Turns out it’s called your tragus, which sounds vaguely dirty. No one should have their tragus pierced.
“How about all pink?” Dri asks. “Dye my whole head.”
“I don’t know,” I say. “I like your hair the way it is.”
“Why? Why would you do that to yourself?” Agnes asks, though neither Dri nor I have the nerve to point out that Agnes’s red hair is as artificial as Dri’s would be if she were to dye hers pink. Then again, Agnes’s red somehow works in a way that I don’t think Dri’s pink would. Not a fine line between red and pink when we are talking hair.
“I just want a change,” she says.
“This is like the ukulele. You just want to be noticed,” Agnes says, blunt but not unkind. “I get it.”
“I feel…I don’t know, sort of invisible these days. Like, you know, except for you guys, no one would notice if I didn’t even go to this school,” Dri says, and leans back so that she’s lying down, staring up at the vast blue sky, so open there aren’t even clouds to read. I consider telling her that SN told me to befriend her, that he obviously has noticed how cool and funny she is, but for some reason, I’m embarrassed. I want her to think our friendship was totally organic.
“Honestly, I’d kill to be invisible,” I say. “Gem and Crystal won’t leave me alone.”
“Screw them,” Agnes says. “They just wish they could be as cool as you.”
“I am not cool. I am the opposite of cool,” I say.
“You are cool. I mean, now that I know you, I realize you’re actually something better than cool. But you somehow give off this badass, above-it-all vibe. And you’re hot,” Agnes says. “In Gem’s world, no one else is allowed to be hot.”
“Seriously? Who are you even talking about right now?” I ask.
“They’re just jealous because Liam likes you. Honestly? I’m jealous because Liam likes you,” Dri says.
“Liam doesn’t like me,” I say. “I just work at his mom’s store.”
“Whatever,” Dri says.
“No, seriously, we’re just coworkers. And for the record, I don’t like him.

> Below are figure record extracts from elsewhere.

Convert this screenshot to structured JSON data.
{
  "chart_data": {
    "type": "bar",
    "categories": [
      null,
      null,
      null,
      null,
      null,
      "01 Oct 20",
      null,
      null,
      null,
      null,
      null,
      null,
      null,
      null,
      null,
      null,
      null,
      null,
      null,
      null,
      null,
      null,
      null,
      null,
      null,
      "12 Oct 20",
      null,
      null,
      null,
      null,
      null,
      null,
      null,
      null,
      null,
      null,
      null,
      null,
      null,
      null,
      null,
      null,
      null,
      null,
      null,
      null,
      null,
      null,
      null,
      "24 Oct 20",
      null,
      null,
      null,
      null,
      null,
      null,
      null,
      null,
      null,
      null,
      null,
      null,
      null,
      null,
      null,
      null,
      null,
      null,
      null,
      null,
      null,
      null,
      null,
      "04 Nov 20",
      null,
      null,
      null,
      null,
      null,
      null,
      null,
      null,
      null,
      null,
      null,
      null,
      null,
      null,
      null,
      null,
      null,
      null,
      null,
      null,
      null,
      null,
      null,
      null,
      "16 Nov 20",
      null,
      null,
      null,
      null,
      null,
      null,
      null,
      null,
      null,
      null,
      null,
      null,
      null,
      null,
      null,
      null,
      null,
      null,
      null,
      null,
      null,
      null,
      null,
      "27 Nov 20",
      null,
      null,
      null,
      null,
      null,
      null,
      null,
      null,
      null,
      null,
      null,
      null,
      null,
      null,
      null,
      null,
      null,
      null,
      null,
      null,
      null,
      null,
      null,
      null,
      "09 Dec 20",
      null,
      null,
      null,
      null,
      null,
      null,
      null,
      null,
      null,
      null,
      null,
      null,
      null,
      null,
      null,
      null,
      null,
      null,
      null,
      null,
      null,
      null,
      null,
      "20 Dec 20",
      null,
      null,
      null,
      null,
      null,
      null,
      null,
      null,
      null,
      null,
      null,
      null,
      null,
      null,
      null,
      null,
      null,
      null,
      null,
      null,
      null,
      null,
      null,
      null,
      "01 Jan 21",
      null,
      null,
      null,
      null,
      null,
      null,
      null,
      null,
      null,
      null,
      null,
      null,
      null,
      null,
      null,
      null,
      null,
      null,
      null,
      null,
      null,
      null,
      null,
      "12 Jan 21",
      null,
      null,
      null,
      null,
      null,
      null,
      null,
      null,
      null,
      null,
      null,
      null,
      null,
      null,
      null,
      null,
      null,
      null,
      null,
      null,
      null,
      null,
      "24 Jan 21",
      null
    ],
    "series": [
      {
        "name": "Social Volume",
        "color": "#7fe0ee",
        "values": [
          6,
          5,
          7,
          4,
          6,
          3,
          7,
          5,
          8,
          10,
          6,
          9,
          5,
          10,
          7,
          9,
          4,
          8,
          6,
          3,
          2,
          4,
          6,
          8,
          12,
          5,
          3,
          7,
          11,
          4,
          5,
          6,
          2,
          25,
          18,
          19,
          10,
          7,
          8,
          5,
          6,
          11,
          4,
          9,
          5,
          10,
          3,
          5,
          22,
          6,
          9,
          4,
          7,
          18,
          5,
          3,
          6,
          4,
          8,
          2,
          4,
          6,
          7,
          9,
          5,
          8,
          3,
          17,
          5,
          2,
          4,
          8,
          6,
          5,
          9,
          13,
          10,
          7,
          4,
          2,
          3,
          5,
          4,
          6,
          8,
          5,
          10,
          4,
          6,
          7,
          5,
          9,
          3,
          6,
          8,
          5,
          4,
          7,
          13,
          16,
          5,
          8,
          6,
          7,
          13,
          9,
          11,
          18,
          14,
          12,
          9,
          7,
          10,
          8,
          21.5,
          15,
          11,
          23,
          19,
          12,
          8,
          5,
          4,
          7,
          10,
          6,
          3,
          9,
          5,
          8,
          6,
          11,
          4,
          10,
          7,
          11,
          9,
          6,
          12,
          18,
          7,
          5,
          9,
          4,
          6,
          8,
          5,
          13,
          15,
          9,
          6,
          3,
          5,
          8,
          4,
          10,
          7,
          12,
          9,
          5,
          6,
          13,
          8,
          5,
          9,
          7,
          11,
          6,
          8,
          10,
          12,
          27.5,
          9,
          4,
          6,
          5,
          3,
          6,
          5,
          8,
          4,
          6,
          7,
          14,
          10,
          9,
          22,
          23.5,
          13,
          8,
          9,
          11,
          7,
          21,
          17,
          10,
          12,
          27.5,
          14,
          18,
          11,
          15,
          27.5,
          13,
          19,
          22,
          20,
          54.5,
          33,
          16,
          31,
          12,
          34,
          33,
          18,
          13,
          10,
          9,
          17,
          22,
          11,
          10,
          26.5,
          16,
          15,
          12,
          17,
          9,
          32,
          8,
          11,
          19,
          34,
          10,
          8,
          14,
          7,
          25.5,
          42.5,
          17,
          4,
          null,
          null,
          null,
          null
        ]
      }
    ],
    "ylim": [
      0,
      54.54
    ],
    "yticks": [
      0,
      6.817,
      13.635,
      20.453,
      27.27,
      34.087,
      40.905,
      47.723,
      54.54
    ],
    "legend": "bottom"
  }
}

Not in that way, at least.” I hope Dri believes me. I need her to believe me.
“Then you’re crazy,” she says. “Because he’s smokin’.”
“Please do not get a pink stripe because of Liam Sandler,” Agnes says. “He’s not worth it.”
I spot Ethan crossing the lawn, coffee in hand, heading to the parking lot, even though it’s only noon. And just like every other time I’ve seen him like this, what I think of as out in the wild, I feel like I have managed to conjure him up, as if he has appeared only because I’m thinking about him. Which I was, since I pretty much think about him all the time. I can be talking pink hair or Liam Sandler, but what I’m really thinking is Ethan is Ethan is Ethan.